Autoridades da União Europeia discutiram o retorno forçado de afegãos sem autorização legal de permanência, em Bruxelas, na terça-feira (23), em reunião com representantes afegãos. Organizações Não Governamentais (ONGs) de recrutamento da diáspora afegã, como Zan Times e Rukshana Media, reagiram com protestos e acusações contra o governo do Talibã, em nome das mulheres e dos direitos humanos, embora quem estivesse atacando a população afegã fossem os próprios governos europeus com sua política anti-imigratória e os 20 anos de ocupação e massacres promovidos pela OTAN.
A ofensiva política das ONGs contra o Talibã ocorre justamente quando a União Europeia busca expandir a violência e deportação contra afegãos imigrantes. O centro da negociação foi a pressão de 20 Estados-membros por mecanismos de envio de migrantes de volta ao país. Autoridades europeias afirmaram publicamente que o foco estaria em pessoas consideradas “ameaça à segurança”, mas a carta enviada aos representantes afegãos contradiz as declarações, pois tratava de quaisquer afegãos sem direito legal de permanecer no bloco.

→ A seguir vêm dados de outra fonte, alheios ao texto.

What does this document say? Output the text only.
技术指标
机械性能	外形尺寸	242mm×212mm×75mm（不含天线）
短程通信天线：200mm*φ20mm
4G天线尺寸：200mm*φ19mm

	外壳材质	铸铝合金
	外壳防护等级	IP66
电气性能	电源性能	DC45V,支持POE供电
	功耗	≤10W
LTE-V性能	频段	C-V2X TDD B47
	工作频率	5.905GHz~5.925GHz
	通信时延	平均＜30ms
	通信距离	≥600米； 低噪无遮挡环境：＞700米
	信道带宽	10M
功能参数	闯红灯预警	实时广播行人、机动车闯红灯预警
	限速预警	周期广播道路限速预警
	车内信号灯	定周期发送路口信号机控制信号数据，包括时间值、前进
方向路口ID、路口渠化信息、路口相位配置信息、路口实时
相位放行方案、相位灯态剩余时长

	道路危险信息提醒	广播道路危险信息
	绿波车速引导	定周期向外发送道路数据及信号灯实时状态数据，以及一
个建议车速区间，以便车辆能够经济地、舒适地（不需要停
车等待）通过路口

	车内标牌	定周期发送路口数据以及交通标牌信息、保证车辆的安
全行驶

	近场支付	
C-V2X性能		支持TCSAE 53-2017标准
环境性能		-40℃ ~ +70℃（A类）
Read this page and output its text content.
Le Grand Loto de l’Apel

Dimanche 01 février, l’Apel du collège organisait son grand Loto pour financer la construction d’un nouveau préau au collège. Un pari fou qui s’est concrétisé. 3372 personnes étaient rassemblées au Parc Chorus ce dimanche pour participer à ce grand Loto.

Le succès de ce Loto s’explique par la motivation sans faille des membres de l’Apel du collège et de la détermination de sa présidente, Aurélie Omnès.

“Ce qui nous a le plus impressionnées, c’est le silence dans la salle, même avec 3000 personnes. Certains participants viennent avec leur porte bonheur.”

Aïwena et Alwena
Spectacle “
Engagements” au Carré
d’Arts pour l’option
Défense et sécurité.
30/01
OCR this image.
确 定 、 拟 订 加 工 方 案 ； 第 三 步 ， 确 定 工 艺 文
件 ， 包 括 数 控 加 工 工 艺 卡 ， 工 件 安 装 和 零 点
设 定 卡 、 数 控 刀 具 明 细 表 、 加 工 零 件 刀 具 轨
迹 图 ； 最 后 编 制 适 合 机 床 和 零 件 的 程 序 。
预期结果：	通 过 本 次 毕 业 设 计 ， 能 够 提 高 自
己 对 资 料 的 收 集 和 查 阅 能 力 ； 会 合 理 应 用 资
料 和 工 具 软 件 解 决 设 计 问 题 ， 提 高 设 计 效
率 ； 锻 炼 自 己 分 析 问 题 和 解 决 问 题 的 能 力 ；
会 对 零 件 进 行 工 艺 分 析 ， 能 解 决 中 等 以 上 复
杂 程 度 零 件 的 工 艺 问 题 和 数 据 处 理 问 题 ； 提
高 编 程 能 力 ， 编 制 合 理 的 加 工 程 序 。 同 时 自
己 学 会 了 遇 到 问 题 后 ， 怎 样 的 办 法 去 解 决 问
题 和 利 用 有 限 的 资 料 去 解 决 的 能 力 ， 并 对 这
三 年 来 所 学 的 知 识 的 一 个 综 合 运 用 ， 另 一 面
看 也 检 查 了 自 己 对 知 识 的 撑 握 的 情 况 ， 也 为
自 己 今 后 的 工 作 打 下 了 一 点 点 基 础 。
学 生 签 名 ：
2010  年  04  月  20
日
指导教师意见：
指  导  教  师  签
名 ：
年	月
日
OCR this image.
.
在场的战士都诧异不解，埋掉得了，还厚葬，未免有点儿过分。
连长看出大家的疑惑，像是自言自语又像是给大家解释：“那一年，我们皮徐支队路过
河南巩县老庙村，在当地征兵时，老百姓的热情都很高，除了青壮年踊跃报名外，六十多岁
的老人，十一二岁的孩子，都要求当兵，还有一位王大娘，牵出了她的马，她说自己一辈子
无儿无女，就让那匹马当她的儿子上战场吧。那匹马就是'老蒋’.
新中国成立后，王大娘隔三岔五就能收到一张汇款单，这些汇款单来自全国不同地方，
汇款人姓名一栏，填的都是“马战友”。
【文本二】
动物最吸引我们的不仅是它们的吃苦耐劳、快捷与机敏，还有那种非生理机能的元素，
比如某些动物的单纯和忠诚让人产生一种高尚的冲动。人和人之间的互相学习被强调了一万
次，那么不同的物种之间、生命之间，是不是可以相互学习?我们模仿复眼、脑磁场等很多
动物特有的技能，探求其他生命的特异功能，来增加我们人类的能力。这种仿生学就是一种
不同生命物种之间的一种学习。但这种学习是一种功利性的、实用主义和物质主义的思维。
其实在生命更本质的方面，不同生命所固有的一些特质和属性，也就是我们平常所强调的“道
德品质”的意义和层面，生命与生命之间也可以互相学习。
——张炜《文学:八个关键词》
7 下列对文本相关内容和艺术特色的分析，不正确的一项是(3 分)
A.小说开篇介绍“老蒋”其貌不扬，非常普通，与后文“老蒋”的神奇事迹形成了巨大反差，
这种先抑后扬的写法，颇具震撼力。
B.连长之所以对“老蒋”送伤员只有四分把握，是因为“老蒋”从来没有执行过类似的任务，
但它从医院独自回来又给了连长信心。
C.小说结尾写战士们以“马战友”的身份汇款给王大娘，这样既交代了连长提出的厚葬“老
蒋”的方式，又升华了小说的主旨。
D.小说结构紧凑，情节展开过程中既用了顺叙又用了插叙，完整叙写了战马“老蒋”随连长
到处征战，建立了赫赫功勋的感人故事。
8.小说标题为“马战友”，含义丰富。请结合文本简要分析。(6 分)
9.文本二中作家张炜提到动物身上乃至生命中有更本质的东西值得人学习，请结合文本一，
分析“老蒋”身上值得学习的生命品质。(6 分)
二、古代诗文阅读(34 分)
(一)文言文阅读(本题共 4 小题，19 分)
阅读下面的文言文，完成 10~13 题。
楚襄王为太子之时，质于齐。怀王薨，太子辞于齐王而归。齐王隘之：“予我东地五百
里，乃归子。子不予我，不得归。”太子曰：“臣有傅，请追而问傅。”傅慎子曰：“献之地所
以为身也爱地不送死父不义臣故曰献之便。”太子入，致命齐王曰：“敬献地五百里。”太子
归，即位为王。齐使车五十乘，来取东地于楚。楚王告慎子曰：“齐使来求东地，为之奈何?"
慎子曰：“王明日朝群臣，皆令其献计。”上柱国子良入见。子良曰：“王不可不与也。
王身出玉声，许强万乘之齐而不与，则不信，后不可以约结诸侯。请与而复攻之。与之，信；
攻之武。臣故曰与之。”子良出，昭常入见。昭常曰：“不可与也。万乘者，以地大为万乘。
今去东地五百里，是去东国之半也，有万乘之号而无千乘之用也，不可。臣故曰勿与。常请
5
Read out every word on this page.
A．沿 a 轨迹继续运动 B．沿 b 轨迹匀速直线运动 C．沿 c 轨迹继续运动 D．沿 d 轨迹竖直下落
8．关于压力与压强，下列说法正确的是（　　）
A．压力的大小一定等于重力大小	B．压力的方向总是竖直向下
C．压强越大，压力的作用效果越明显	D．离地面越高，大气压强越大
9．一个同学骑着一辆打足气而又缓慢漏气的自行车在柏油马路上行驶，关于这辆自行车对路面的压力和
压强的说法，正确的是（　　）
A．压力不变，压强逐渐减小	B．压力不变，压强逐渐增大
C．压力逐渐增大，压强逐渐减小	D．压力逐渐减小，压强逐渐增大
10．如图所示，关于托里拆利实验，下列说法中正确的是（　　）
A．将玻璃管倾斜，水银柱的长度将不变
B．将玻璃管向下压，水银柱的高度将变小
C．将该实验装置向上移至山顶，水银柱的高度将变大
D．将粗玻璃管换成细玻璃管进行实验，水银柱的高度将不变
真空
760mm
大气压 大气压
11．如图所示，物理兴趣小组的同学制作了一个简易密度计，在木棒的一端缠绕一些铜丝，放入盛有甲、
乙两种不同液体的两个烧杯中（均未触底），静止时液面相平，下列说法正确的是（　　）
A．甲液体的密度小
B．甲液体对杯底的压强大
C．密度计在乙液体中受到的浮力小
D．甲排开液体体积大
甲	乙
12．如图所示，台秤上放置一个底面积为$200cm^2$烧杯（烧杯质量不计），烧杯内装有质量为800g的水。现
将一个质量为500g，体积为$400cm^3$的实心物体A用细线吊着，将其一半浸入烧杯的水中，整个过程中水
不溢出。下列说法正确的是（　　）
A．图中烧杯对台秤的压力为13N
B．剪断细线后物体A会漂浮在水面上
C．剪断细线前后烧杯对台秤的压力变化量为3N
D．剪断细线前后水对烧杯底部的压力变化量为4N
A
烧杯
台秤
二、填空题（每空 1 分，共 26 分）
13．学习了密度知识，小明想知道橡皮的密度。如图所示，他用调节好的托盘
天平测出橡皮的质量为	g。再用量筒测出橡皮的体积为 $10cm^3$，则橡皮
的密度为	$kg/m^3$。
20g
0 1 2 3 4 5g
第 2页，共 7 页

Essa diferença revela o alcance real da iniciativa. O discurso sobre criminalidade e coibição de “indivíduos perigosos” funciona como porta de entrada para uma política mais ampla de deportação, voltada contra trabalhadores, refugiados e famílias que atravessaram fronteiras em situação de desespero motivadas pela guerra. O Parlamento Europeu aprovou em junho mudanças no pacto de migração e asilo que podem facilitar batidas, detenções, triagens e devoluções em centros fora do território europeu.
As ONGs imperialistas procuram incorporar preferencialmente mulheres afegãs na Europa para atacar o país asiático e sua conquista de independência, sob pretexto da defesa das mulheres e dos direitos humanos. Com a ameaça de deportação de imigrantes, a forma de trabalho dessas entidades está ameaçada. Ainda assim, elas preferem seguir atacando o Talibã a criticar a forma brutal como os regimes europeus tratam os estrangeiros vindos dos países pobres.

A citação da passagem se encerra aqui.